Our findings confirm that classification into “vulnerable or non-vulnerable” employing the EVA-13 scale is correlated to outcomes of institutionalization and death. Also observed was that the scale’s raw score itself independently correlated with outcomes. These findings are in agreement with the results of Min et al. [19] who observed that an increase of 1 point on the VES-13 scale was associated with a significant increased risk for declining independence. Among elders identified as vulnerable, it is therefore possible to stratify the risk of functional decline.

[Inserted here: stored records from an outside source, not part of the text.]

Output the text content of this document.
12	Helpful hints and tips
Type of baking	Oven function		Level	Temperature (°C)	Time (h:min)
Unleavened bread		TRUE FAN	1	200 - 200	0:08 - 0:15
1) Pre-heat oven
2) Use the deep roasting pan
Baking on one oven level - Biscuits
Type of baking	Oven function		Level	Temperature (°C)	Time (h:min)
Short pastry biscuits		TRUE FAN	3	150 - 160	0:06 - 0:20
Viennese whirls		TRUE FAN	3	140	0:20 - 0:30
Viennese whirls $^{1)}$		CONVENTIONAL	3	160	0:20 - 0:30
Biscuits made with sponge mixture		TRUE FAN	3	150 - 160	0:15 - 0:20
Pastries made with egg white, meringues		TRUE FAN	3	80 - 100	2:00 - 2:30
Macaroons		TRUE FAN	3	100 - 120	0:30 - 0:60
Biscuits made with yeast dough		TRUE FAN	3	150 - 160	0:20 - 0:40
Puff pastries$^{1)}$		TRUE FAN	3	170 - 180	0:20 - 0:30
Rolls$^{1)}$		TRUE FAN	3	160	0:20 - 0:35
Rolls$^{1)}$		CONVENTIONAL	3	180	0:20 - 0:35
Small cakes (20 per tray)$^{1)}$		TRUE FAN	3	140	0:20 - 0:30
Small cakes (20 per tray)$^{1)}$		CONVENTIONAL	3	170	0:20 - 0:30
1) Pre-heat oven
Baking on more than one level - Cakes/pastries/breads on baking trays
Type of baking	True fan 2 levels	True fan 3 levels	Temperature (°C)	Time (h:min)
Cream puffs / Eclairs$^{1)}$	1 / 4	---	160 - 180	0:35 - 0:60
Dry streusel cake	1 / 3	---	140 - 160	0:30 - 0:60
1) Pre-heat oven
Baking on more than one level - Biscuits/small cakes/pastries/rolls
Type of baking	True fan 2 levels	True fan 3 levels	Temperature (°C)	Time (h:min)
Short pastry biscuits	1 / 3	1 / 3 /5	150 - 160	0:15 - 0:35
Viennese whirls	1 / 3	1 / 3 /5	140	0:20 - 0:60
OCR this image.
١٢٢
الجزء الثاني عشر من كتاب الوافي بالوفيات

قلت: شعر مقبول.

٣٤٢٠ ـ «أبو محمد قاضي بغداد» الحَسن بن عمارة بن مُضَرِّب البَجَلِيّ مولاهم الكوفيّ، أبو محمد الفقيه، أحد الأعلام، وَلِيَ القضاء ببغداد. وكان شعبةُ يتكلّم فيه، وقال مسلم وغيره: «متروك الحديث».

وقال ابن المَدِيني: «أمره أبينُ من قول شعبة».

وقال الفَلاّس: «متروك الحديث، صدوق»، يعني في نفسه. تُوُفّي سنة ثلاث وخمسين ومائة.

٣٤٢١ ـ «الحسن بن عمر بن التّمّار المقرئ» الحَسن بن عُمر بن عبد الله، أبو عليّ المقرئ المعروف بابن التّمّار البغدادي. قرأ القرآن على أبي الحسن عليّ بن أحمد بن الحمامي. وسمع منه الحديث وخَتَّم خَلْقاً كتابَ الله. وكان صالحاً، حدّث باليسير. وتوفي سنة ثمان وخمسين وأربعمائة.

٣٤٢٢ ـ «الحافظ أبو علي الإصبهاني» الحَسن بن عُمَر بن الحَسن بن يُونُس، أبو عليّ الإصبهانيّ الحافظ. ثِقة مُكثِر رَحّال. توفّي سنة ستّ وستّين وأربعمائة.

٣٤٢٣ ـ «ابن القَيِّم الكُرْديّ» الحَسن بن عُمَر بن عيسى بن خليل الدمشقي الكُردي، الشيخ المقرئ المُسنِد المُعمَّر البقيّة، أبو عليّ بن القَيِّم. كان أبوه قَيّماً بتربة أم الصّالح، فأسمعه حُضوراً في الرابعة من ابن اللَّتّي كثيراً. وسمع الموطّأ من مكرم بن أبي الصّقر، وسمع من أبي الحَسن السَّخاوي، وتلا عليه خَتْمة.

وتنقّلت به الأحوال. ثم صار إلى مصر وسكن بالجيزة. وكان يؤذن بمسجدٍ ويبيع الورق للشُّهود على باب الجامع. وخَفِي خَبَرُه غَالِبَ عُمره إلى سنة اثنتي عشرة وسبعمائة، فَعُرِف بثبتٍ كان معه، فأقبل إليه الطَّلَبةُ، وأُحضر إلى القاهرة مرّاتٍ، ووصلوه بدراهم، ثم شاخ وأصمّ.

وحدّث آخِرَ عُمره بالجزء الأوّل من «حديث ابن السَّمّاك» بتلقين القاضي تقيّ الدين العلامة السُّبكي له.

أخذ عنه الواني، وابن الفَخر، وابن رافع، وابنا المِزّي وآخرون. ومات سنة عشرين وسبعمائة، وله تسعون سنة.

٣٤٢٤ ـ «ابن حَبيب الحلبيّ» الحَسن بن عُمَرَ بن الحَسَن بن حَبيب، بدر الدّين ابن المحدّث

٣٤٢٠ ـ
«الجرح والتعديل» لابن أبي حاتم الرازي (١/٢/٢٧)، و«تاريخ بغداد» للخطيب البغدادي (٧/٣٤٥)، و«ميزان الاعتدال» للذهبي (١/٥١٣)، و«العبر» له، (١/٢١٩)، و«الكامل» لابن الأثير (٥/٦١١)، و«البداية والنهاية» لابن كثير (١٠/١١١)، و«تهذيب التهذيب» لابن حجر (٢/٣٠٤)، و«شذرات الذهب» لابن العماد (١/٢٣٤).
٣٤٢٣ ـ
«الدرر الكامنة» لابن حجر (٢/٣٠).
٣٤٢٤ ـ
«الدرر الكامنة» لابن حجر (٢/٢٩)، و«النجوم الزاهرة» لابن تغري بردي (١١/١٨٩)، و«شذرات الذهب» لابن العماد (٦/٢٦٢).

Our study faces some limitations related to the relatively small number of participants and their very advanced age with the absence of subjects under 70 years of age. In addition, the assessment of test-retest over time was carried out on a limited sub-sample, so its conclusions must be taken with caution.

Conclusions

The VES-13 scale and its French version – EVA-13 – appear to be promising tools to screen and identify frailty for clinicians including those in primary care. The main advantages of this scale are brevity and availability for use by non-medical health professionals such as caregivers, and telephone interview. The value of this scale for predicting functional decline is comparable to that of frailty instruments based on elder assessments. While VES-13, like any other frailty instrument, cannot directly explain the reason for an elder’s vulnerability, it prompts users of the scale to acknowledge comprehensive geriatric assessment and other investigations to identify the patient’s modifiable vulnerability factors and to select appropriate preventive interventions.